Terraform state: The good, the bad, and the ugly

If you've worked with Terraform for more than a day, you've encountered the state file. Maybe you've cursed at it when it locked during a critical deployment. Maybe you've panicked when someone accidentally deleted it. Or maybe—just maybe—you've committed one with Azure credentials baked in and had a very awkward conversation with your security team.

Terraform state is simultaneously one of the most elegant solutions and one of the biggest operational headaches in infrastructure-as-code. Let's break down why it exists, where it hurts, and how it can spectacularly blow up in your face.

THE GOOD: WHY STATE EXISTS IN THE FIRST PLACE

Terraform's state file is basically a snapshot of your infrastructure at a given point in time. It maps your HCL configuration to real-world resources and stores metadata that Terraform needs to manage those resources effectively.

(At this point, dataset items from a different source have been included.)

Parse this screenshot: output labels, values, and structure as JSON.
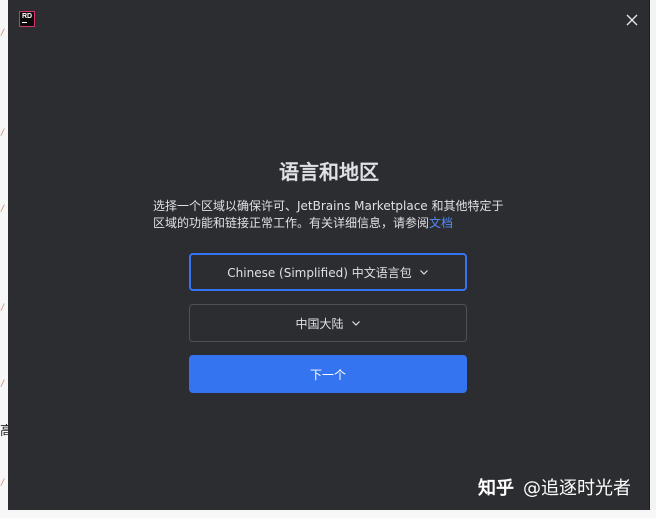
{
  "background": {
    "marks": [
      "/",
      "/",
      "/",
      "/",
      "/",
      "/"
    ],
    "char": "高"
  },
  "app": {
    "logo_text": "RD",
    "icons": {
      "logo": "rider-logo-icon",
      "close": "close-icon",
      "chevron": "chevron-down-icon"
    }
  },
  "dialog": {
    "title": "语言和地区",
    "description": "选择一个区域以确保许可、JetBrains Marketplace 和其他特定于区域的功能和链接正常工作。有关详细信息，请参阅",
    "doc_link": "文档",
    "language_select": {
      "value": "Chinese (Simplified) 中文语言包"
    },
    "region_select": {
      "value": "中国大陆"
    },
    "next_button": "下一个"
  },
  "watermark": {
    "brand": "知乎",
    "author": "@追逐时光者"
  },
  "colors": {
    "dialog_bg": "#2b2d30",
    "accent": "#3574f0",
    "link": "#548af7",
    "text": "#dfe1e5"
  }
}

It solves the "what's actually deployed" problem

Without state, Terraform would have to query your cloud provider every single time to figure out what exists. That sounds reasonable until you're managing 500+ resources across multiple regions. State makes terraform plan fast by maintaining a local cache of your infrastructure.

# Your config says this:
resource "azurerm_linux_virtual_machine" "web" {
  name                = "web-vm"
  resource_group_name = azurerm_resource_group.main.name
  location            = "East US"
  size                = "Standard_B1s"
  # ... other config
}

# State file knows this exists with its Azure resource ID
# and can detect when you change size or other attributes

It tracks resource dependencies

Terraform builds a dependency graph from your state file. This lets it know that your Azure SQL Database depends on your NSG, which depends on your VNet. When you destroy resources, it tears them down in the correct order. Try doing that manually at 2 AM during an incident—I'll wait.

It enables collaboration (sort of)

When multiple engineers work on the same infrastructure, state acts as the source of truth. Combined with remote backends and locking, it prevents the classic "we both applied changes at the same time and now everything's broken" scenario.

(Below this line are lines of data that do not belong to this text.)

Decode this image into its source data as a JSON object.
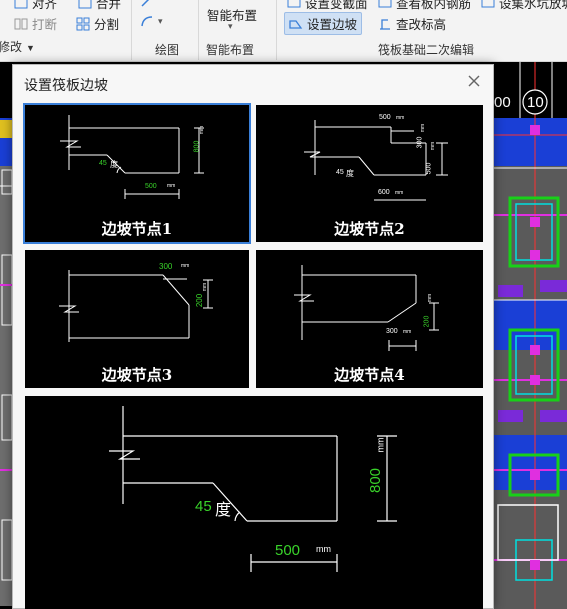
{
  "ribbon": {
    "align_label": "对齐",
    "merge_label": "合并",
    "break_label": "打断",
    "split_label": "分割",
    "modify_label": "修改",
    "smart_layout_label": "智能布置",
    "set_section_label": "设置变截面",
    "view_rebar_label": "查看板内钢筋",
    "set_slope_label": "设置边坡",
    "edit_elevation_label": "查改标高",
    "set_node_label": "设集水坑放坡",
    "group_draw": "绘图",
    "group_smart": "智能布置",
    "group_raft": "筏板基础二次编辑"
  },
  "dialog": {
    "title": "设置筏板边坡",
    "thumbnails": [
      {
        "label": "边坡节点1",
        "selected": true,
        "texts": {
          "angle_num": "45",
          "angle_unit": "度",
          "h": "800",
          "h_unit": "mm",
          "w": "500",
          "w_unit": "mm"
        }
      },
      {
        "label": "边坡节点2",
        "selected": false,
        "texts": {
          "top_w": "500",
          "top_unit": "mm",
          "h1": "300",
          "h1_unit": "mm",
          "h2": "500",
          "h2_unit": "mm",
          "angle_num": "45",
          "angle_unit": "度",
          "w": "600",
          "w_unit": "mm"
        }
      },
      {
        "label": "边坡节点3",
        "selected": false,
        "texts": {
          "w": "300",
          "w_unit": "mm",
          "h": "200",
          "h_unit": "mm"
        }
      },
      {
        "label": "边坡节点4",
        "selected": false,
        "texts": {
          "w": "300",
          "w_unit": "mm",
          "h": "200",
          "h_unit": "mm"
        }
      }
    ],
    "preview": {
      "angle_num": "45",
      "angle_unit": "度",
      "h": "800",
      "h_unit": "mm",
      "w": "500",
      "w_unit": "mm"
    }
  },
  "cad": {
    "axis_label": "10",
    "axis_label_partial": "00"
  },
  "colors": {
    "accent_green": "#39d32a",
    "cad_blue": "#1a3fd6",
    "cad_magenta": "#e02fe0",
    "cad_cyan": "#00e0e0",
    "select_blue": "#3a7fd8"
  }
}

The state file also stores output values, which other Terraform configurations can reference:

# In your networking module
output "vnet_id" {
  value = azurerm_virtual_network.main.id
}

# Another team's config can use this
data "terraform_remote_state" "network" {
  backend = "azurerm"
  config = {
    storage_account_name = "companytfstate"
    container_name       = "tfstate"
    key                  = "network.terraform.tfstate"
  }
}

resource "azurerm_linux_virtual_machine" "app" {
  # Reference the VNet from remote state
  subnet_id = data.terraform_remote_state.network.outputs.subnet_id
  # ... other config
}

This is actually pretty slick when it works. The problem is all the ways it doesn't work.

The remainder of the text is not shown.